Cette année, pour la première fois depuis le début du quinquennat, les outre-mer rejoignent la cohorte des politiques soumises à la diète budgétaire. Sans doute est-ce là ce que vous entendez vraiment par « l’égalité réelle »… Je crois pourtant que nous partageons tous ici le sombre constat d’une situation économique, sanitaire et sociale qui reste dégradée pour l’ensemble des outre-mer. Or vous avez ouvert la voie au désengagement financier de l’État sur ces territoires, tout en proclamant de généreux principes dans le cadre de ce projet de loi. Il est vrai que les déclarations d’intention, elles, ne coûtent rien ; c’est certainement pourquoi vous en êtes si prolixe, et c’est sans doute ce qui explique que nous soyons amenés à nous prononcer sur ce texte d’un vide sidéral, en dépit de sa longueur et de ses bavardages.
La vérité, c’est que l’outre-mer n’a jamais été la priorité du Gouvernement au cours des cinq dernières années.
M. Bruno Sido. C’est vrai !
M. Didier Robert. Ce dont les territoires ultramarins ont cruellement besoin est pourtant simple : un texte clair, pragmatique et concentré autour de quelques dispositifs assortis des moyens correspondants, qui permettrait d’assurer un véritable développement au service de l’emploi, une véritable dynamique économique respectueuse de notre environnement, en définissant clairement le point d’équilibre entre économie, croissance et écologie pour un développement qui prenne véritablement en compte la biodiversité exceptionnelle des territoires d’outre-mer et la démarche d’exemplarité sur la question des énergies renouvelables. C’est là, me semble-t-il, la condition indispensable d’un véritable renouvellement du pacte républicain en faveur des outre-mer.
Le nouveau modèle de développement que nous sommes un certain nombre à revendiquer aujourd’hui repose non pas sur davantage d’égalité, mais sur une plus grande liberté laissée aux acteurs locaux, ceux du secteur privé comme les collectivités locales.

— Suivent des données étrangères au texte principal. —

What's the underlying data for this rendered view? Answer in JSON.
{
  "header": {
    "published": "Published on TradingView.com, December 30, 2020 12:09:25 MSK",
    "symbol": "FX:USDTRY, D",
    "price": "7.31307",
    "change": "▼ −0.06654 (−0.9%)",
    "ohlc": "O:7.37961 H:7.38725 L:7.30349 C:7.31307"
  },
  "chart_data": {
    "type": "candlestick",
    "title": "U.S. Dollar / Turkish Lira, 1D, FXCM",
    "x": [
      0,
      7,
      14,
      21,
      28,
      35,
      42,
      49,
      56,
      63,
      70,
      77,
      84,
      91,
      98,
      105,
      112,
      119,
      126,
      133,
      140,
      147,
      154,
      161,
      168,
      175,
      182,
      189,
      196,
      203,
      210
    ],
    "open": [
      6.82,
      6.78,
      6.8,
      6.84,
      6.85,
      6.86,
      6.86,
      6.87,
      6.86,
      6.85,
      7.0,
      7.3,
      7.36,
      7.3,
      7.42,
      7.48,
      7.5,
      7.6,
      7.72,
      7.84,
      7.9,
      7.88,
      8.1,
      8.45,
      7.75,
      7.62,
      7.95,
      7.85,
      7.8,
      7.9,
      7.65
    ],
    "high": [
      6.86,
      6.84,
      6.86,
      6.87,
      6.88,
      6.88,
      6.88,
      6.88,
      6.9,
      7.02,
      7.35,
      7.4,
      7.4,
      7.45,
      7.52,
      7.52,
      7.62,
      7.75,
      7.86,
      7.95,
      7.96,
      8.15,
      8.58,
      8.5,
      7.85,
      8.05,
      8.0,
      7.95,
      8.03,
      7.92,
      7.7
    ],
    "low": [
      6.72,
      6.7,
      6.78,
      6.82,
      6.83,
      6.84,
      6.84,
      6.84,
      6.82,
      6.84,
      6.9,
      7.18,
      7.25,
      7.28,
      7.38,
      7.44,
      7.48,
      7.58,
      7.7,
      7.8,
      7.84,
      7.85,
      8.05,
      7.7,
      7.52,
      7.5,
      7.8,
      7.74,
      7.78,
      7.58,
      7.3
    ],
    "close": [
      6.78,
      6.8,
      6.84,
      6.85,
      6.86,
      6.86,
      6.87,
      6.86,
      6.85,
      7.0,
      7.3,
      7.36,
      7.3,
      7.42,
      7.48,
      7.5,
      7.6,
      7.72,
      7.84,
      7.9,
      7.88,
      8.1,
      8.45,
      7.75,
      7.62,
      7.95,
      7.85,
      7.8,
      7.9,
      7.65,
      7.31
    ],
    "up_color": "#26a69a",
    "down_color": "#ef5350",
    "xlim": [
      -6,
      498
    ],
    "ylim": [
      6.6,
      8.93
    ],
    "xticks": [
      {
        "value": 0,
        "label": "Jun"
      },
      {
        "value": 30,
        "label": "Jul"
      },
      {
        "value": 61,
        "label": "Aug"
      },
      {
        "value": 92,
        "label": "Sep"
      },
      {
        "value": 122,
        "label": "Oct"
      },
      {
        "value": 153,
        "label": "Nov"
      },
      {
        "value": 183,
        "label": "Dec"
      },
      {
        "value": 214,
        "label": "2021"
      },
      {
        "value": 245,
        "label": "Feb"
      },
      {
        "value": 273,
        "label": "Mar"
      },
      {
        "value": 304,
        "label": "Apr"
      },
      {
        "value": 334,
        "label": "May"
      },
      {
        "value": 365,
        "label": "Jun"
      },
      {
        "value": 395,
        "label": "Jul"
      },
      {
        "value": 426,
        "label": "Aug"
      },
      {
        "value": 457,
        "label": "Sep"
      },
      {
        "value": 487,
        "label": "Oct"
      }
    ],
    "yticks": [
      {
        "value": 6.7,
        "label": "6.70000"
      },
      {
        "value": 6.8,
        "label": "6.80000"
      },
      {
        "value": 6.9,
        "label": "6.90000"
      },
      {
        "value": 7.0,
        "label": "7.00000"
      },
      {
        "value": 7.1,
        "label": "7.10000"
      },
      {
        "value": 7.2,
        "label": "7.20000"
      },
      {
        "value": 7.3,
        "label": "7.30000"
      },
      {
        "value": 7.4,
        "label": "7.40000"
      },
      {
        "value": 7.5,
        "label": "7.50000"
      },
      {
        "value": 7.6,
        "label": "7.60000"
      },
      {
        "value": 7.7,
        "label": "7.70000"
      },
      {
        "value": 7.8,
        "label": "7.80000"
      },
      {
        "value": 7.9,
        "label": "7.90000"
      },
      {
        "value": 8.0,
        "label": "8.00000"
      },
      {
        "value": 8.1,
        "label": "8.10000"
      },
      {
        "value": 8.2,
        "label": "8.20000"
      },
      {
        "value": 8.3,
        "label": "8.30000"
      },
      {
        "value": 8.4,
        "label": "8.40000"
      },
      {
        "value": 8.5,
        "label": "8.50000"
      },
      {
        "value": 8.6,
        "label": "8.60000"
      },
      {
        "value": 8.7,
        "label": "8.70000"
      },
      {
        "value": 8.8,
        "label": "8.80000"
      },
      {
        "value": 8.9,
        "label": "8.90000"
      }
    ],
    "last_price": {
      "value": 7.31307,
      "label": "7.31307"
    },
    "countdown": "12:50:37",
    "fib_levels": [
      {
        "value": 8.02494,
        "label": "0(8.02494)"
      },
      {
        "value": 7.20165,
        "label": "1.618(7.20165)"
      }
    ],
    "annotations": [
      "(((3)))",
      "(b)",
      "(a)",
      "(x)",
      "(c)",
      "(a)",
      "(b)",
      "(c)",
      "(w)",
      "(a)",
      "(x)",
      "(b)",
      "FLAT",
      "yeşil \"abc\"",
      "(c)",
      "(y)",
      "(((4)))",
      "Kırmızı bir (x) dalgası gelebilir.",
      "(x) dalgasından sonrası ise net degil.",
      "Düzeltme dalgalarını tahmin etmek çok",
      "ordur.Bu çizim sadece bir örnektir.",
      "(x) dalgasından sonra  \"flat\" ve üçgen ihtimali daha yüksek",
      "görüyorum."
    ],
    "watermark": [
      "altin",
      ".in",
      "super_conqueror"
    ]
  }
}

Il faut libérer les entreprises du carcan étouffant d’une fiscalité inadaptée, libérer les entreprises des normes et du cadre juridique vieillots et dépassés au regard des enjeux liés à la coopération régionale et à l’ouverture à l’international, libérer l’aménagement des territoires ultramarins en refusant une application mécanique de la législation et de la réglementation nationales, comme c’est le cas aujourd’hui avec la loi Montagne, par exemple, un texte qui limite terriblement nos moyens d’action pour le développement du tourisme dans nos territoires.
Bien loin de cette « loi-caddie » dans laquelle il semble que l’on ait voulu faire entrer tout et surtout n’importe quoi, dans la précipitation et l’impréparation les plus complètes, je fais ici le vœu d’un grand texte élaboré par et pour l’outre-mer. Je fais le vœu d’une loi adaptée aux réels besoins de nos territoires qui privilégie les résultats concrets aux dispositions incantatoires. Je fais le vœu de la véritable loi de programmation dont nos territoires ont tant besoin, de la réforme fiscale qui nous fait tant défaut pour restaurer, avec pédagogie, la confiance et la solidarité entre les territoires de la République. Il semble cependant que ce ne sera pas pour cette fois. (Applaudissements sur certaines travées du groupe Les Républicains et de l'UDI-UC.)
M. le président. Mes chers collègues, nous allons interrompre nos travaux pour quelques instants.
La séance est suspendue.
(La séance, suspendue à seize heures trente, est reprise à seize heures quarante-cinq.)
M. le président. La séance est reprise.
6
Questions d’actualité au Gouvernement
M. le président. L’ordre du jour appelle les réponses à des questions d’actualité au Gouvernement.
Je rappelle que la séance est retransmise en direct sur Public Sénat et sur le site internet du Sénat.
Mes chers collègues, comme à chaque fois, j’appelle chacun de vous à observer au cours de nos échanges l’une des valeurs essentielles du Sénat : le respect des uns et des autres.
Je demande également à chaque intervenant de respecter le temps de parole qui lui est imparti, afin de permettre à chaque collègue de bénéficier de la diffusion complète de sa question et de la réponse.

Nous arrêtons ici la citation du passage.